Tomoyo apprend à la télévision le suicide de son amie depuis l’enfance, Mariko. Parce qu’au Japon on annonce aux infos le nom des personnes qui se suicident (?!?). Tomoyo se rend chez le père de Mariko, un enfoiré et alcoolique notoire qui violentait sa fille, lui vole les cendres de son amie et s’enfuit par la fenêtre. Elle décide d’emmener Mariko voir la mer, ce qu’elles ne purent faire par le passé.

Alors tu penses qu’il s’agit d’un road movie et que Tomoyo, lors de son voyage vers le fictif cap Marigaoka, fera moult rencontres de gentils inconnus débordant de sagesse et qu’elle saura affronter ses peurs et soigner les terribles blessures qui la ralentissent tout en conversant avec l’urne de sa défunte amie, le tout sur une musique complaisante au piano.
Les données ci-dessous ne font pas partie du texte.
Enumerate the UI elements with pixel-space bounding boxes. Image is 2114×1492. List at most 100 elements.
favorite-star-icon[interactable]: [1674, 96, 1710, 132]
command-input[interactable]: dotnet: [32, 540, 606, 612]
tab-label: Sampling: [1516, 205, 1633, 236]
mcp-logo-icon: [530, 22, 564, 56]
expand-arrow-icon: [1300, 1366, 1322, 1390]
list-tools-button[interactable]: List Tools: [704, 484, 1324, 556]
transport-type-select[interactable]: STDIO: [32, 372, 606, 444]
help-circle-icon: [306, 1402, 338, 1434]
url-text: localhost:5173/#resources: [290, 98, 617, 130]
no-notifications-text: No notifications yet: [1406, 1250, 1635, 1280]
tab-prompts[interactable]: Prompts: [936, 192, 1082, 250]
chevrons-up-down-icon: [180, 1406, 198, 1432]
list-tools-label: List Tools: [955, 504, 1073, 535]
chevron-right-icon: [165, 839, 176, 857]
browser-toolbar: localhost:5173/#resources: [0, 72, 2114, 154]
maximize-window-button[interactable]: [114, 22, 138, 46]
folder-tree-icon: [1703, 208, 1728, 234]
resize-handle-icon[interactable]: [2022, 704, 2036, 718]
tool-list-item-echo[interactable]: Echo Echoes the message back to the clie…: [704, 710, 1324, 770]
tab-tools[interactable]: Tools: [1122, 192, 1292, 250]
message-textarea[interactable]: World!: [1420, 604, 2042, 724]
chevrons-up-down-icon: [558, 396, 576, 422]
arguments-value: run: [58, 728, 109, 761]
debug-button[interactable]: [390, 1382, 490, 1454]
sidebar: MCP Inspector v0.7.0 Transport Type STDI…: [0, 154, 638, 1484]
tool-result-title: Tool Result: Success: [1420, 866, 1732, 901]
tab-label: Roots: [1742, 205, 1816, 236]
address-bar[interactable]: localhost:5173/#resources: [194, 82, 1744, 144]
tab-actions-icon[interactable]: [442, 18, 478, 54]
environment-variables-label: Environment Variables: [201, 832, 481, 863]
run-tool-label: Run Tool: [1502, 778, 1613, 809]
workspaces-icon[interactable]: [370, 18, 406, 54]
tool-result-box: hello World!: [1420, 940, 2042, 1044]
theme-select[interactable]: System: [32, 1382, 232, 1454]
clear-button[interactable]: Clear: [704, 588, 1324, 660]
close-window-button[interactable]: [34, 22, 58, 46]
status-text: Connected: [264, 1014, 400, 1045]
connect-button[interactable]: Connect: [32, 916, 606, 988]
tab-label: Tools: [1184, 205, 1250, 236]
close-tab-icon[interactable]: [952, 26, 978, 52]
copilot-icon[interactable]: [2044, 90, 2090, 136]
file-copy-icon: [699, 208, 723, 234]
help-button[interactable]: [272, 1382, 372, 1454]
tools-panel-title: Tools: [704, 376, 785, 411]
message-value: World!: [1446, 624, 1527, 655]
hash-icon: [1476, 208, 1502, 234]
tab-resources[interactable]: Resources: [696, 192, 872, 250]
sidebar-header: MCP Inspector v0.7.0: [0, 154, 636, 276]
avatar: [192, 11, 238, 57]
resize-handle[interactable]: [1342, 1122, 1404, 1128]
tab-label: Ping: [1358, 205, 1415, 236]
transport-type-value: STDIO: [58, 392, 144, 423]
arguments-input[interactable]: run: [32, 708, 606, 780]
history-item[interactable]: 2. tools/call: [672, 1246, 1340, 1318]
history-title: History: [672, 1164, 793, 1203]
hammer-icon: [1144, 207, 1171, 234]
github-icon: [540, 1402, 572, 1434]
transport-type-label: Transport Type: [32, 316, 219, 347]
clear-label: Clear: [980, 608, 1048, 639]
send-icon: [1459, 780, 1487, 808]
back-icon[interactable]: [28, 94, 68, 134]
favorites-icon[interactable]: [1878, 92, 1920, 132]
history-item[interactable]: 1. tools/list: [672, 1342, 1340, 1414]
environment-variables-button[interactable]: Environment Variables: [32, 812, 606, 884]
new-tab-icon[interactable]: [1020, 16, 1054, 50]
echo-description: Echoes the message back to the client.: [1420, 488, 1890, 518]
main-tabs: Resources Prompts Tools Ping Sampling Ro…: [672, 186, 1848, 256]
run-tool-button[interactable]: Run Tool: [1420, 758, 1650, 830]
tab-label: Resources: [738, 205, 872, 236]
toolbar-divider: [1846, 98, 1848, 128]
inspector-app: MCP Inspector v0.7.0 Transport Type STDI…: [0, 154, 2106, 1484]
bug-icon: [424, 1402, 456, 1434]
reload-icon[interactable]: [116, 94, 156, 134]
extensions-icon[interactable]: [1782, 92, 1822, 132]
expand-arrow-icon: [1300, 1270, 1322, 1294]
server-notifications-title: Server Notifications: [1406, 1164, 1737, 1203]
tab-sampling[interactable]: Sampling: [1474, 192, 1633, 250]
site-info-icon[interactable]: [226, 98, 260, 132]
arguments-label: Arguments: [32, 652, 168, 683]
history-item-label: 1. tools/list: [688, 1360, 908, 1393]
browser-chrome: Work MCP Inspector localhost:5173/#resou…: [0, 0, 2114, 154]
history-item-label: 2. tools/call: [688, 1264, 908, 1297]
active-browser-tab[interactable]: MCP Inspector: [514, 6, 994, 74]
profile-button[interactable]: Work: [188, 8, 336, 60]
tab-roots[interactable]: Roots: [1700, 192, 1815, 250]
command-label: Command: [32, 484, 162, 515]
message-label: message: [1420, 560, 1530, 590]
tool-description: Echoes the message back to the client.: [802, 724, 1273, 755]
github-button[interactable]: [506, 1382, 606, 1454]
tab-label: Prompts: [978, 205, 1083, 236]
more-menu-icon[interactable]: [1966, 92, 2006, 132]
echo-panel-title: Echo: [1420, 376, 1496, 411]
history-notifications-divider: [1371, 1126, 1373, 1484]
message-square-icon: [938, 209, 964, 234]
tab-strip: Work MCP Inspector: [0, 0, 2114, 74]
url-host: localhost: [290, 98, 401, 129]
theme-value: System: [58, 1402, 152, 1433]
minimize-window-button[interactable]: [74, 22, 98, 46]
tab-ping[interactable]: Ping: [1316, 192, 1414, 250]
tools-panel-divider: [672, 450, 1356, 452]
Crois-moi, tu as tout faux et ce n’est pas vraiment la faute du film, l’œuvre originale (un manga) étant à peu près identique. Mais ce dernier avait l’avantage d’être brut jusqu’aux dessins intenses et secs alors que le film est simplement normal et anodin.

Comme souvent, ces histoires gagneraient à être réellement adaptées par des gens inspirés, mais ce n’est pas le but de l’exercice. Tanada est très disciplinée et reprend pratiquement plan pour plan son modèle, mais sans le trait expressif de l’original. Le résultat n’est pas mauvais, mais "My broken Mariko" devient un film sur le suicide assez plan-plan qui ne fonctionne qu’occasionnellement, avec des choix musicaux et de mise en scène discutables et un type quelconque qui porte un col roulé et te dit qu’il ne faut pas se suicider parce que c’est mal.